Hello…
Suppose I have a tensor t
that resides on GPU and I would like to apply some math operations on it with constants:
t = torch.FloatTensor(...).cuda()
t = 0.1 * t + 0.2
I wonder how Torch/Python handles the constants 0.1
and 0.2
. Are they transferred from CPU to GPU memory each time this operation is performed, or is the code optimized automatically and the constants are moved to GPU?

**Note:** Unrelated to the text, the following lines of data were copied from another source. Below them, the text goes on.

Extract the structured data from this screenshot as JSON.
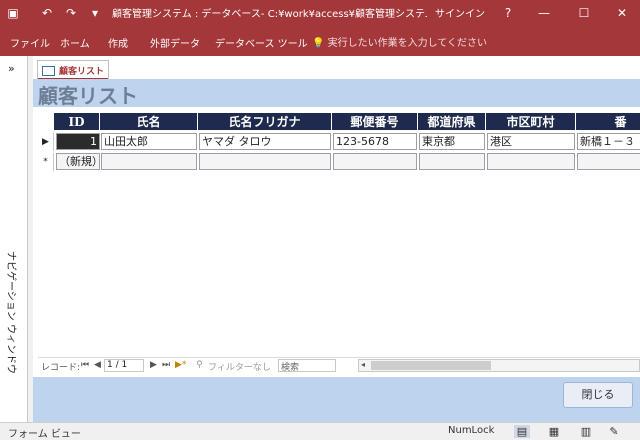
{
  "titlebar": {
    "app_icon": "save-icon",
    "undo": "↶",
    "redo": "↷",
    "qa_menu": "▾",
    "title": "顧客管理システム : データベース- C:¥work¥access¥顧客管理システム.…",
    "signin": "サインイン",
    "help": "?",
    "minimize": "—",
    "maximize": "☐",
    "close": "✕"
  },
  "ribbon": {
    "tabs": [
      "ファイル",
      "ホーム",
      "作成",
      "外部データ",
      "データベース ツール"
    ],
    "tellme": "実行したい作業を入力してください",
    "tellme_icon": "💡"
  },
  "navpane": {
    "toggle": "»",
    "label": "ナビゲーション ウィンドウ"
  },
  "document": {
    "tab_label": "顧客リスト",
    "form_title": "顧客リスト"
  },
  "grid": {
    "columns": [
      "ID",
      "氏名",
      "氏名フリガナ",
      "郵便番号",
      "都道府県",
      "市区町村",
      "番"
    ],
    "rows": [
      {
        "selector": "▶",
        "values": [
          "1",
          "山田太郎",
          "ヤマダ タロウ",
          "123-5678",
          "東京都",
          "港区",
          "新橋１－３"
        ]
      }
    ],
    "new_row": {
      "selector": "*",
      "label": "（新規）"
    }
  },
  "record_nav": {
    "label": "レコード:",
    "first": "⏮",
    "prev": "◀",
    "position": "1 / 1",
    "next": "▶",
    "last": "⏭",
    "new": "▶*",
    "filter": "フィルターなし",
    "search_placeholder": "検索"
  },
  "footer": {
    "close_label": "閉じる"
  },
  "statusbar": {
    "view": "フォーム ビュー",
    "numlock": "NumLock"
  }
}
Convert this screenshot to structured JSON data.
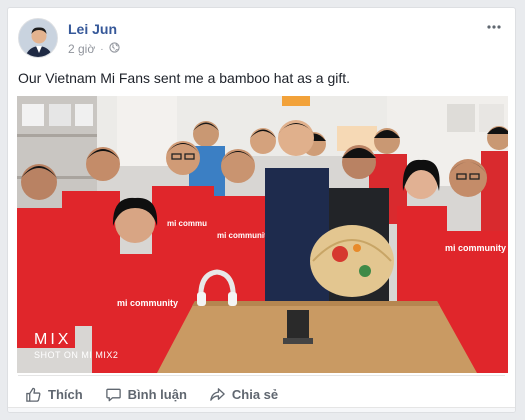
{
  "post": {
    "author": "Lei Jun",
    "timestamp": "2 giờ",
    "privacy_icon": "globe-icon",
    "text": "Our Vietnam Mi Fans sent me a bamboo hat as a gift.",
    "more_icon": "ellipsis-icon"
  },
  "photo": {
    "watermark_brand": "MIX",
    "watermark_caption": "SHOT ON MI MIX2",
    "shirt_text": "mi community"
  },
  "actions": {
    "like": "Thích",
    "comment": "Bình luận",
    "share": "Chia sẻ"
  },
  "colors": {
    "author_link": "#365899",
    "meta_gray": "#90949c",
    "action_gray": "#606770",
    "shirt_red": "#e0262b"
  }
}
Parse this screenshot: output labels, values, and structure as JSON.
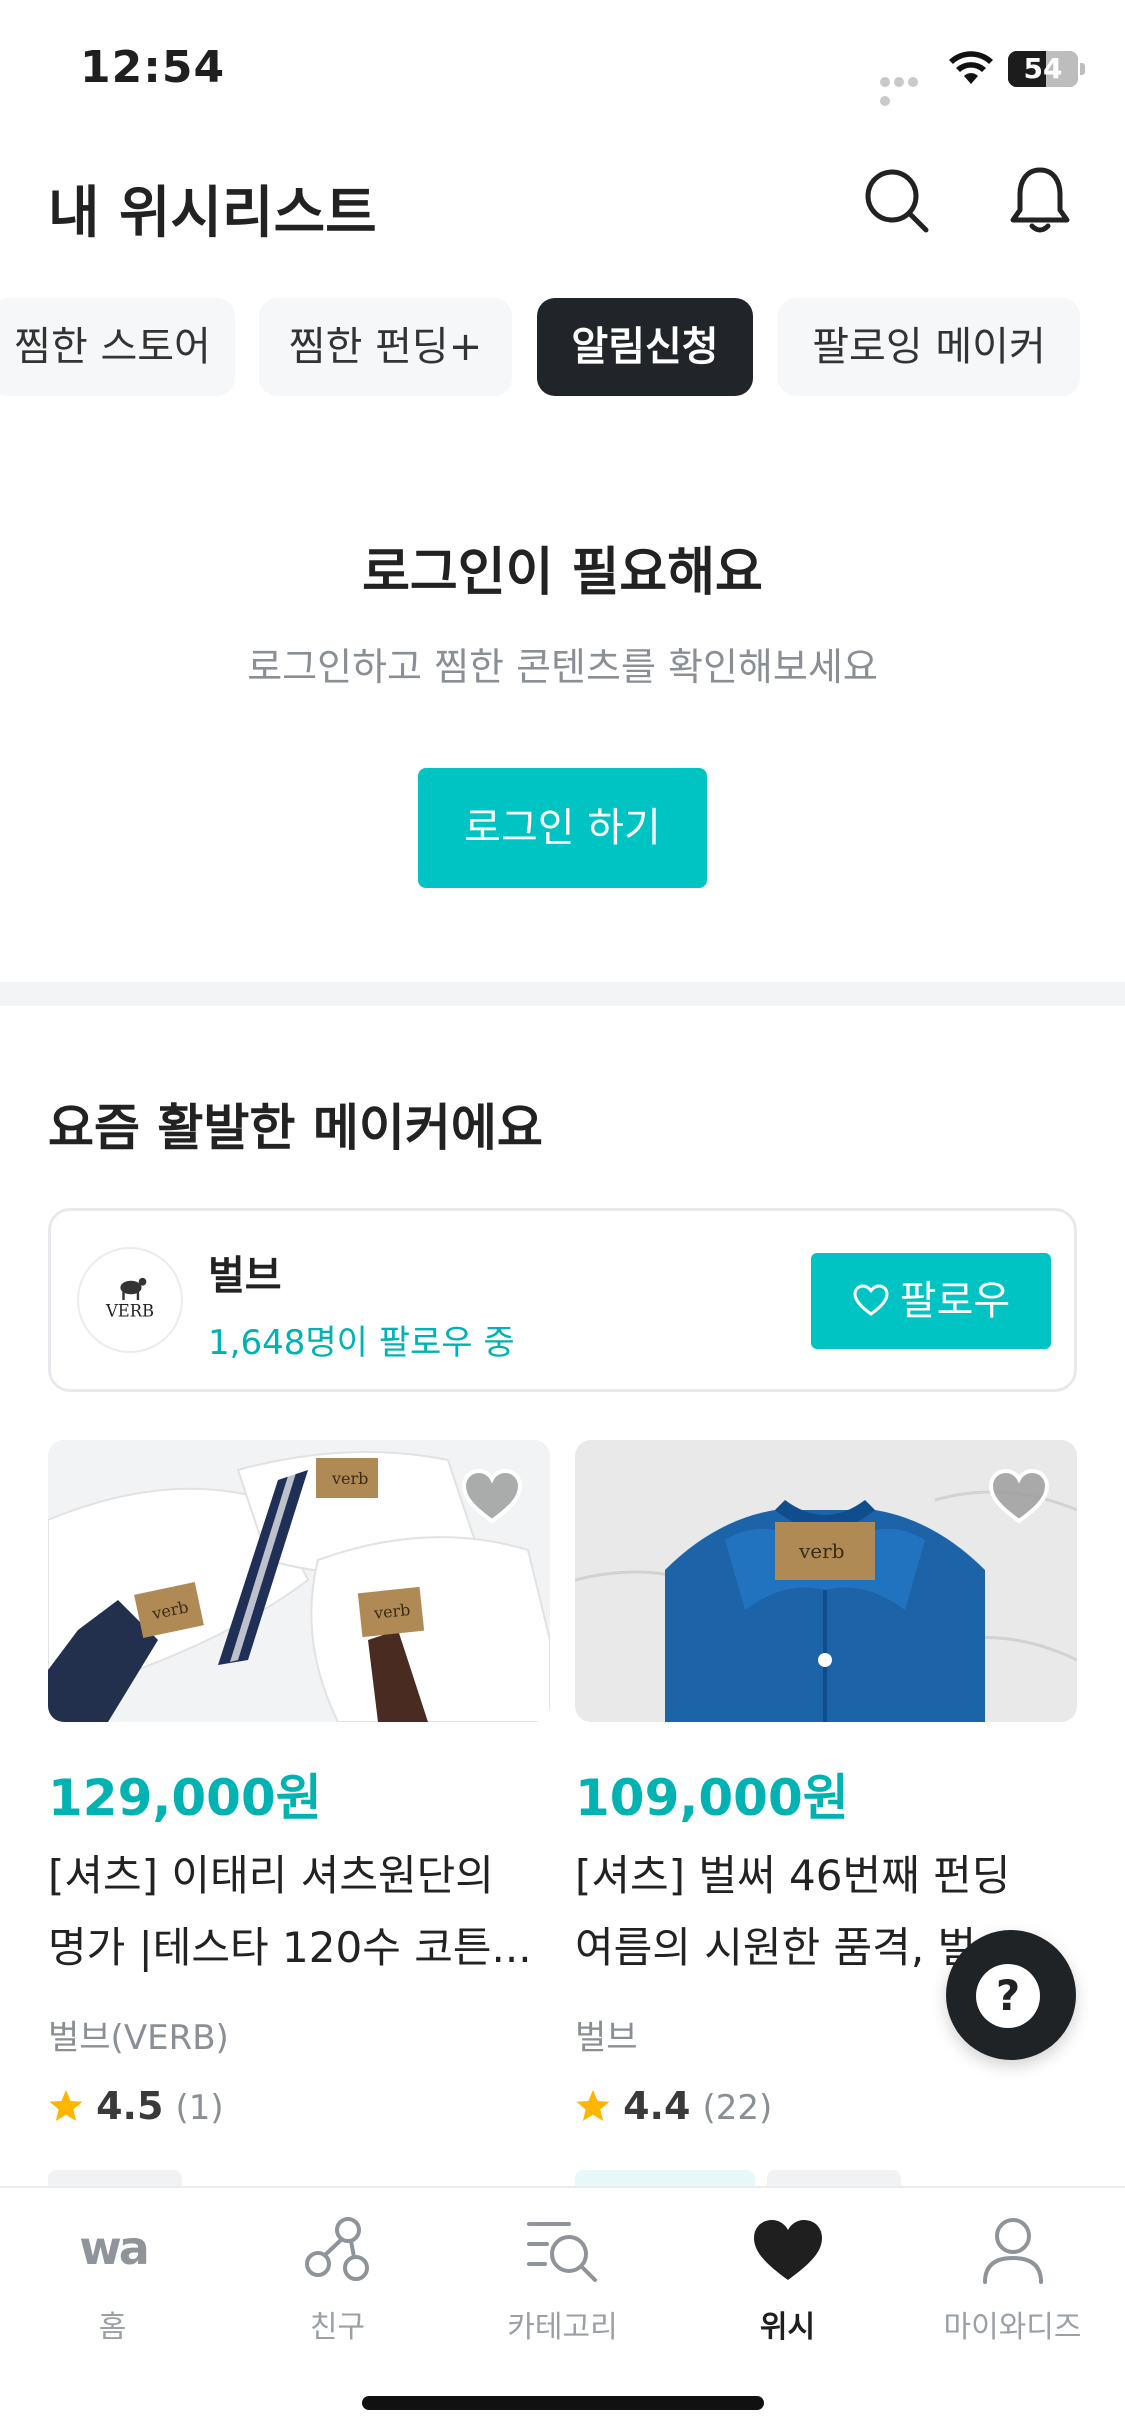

I am concerned about the efficiency.
Should I define constant CUDA tensors and use them instead (less readable code)?
Thanks.
it comes down to two cuda kernels that, strongly simplified, look like:
mul(float* a, float* b)
vs
mul(float* a, float b)
second one is marginally faster, as one “load from global memory pointer” operation is avoided
but this is not related to CPU-GPU transfers, note that function arguments, launch configuration and a signal to execute cuda kernel itself require a data transfer anyway (I’d assume it is a single transfer that uses faster “constant memory”, but haven’t investigated into this).
takeaway is, it is better to NOT use tensors, when tensor-scalar operator versions exist (they usually do when you don’t need to wrap numbers in tensors). OTOH, the timing difference is negligible.
Thanks for the nice explanation.
This is a very common use-case, and I almost always see constants being used as constants in the equations instead of constant tensors.
There is also the caching; not familiar with GPU caching, but assuming it is similar to CPU caching, such constants are probably cached if they are frequently accessed.
It is not about caching, what I tried to explain is that to call a kernel you either transfer a pointer to tensor data (address of 8 bytes) or a scalar (1-8 bytes), it is the same overhead, probably unavoidable (unless you would compile specialized kernels with less function arguments).
I understand that, but the real cost comes from whether the value/pointer is accessed from cache or from GPU/CPU memory, the latter being much slower (especially from CPU memory).
In that sense, I think special memory area is used to pass arguments, reading from which is at least not slower than from cached global memory. And I haven’t mentioned that the version with pointers requires doing address arithmetic in all threads, so it is worse than my oversimplified example suggests.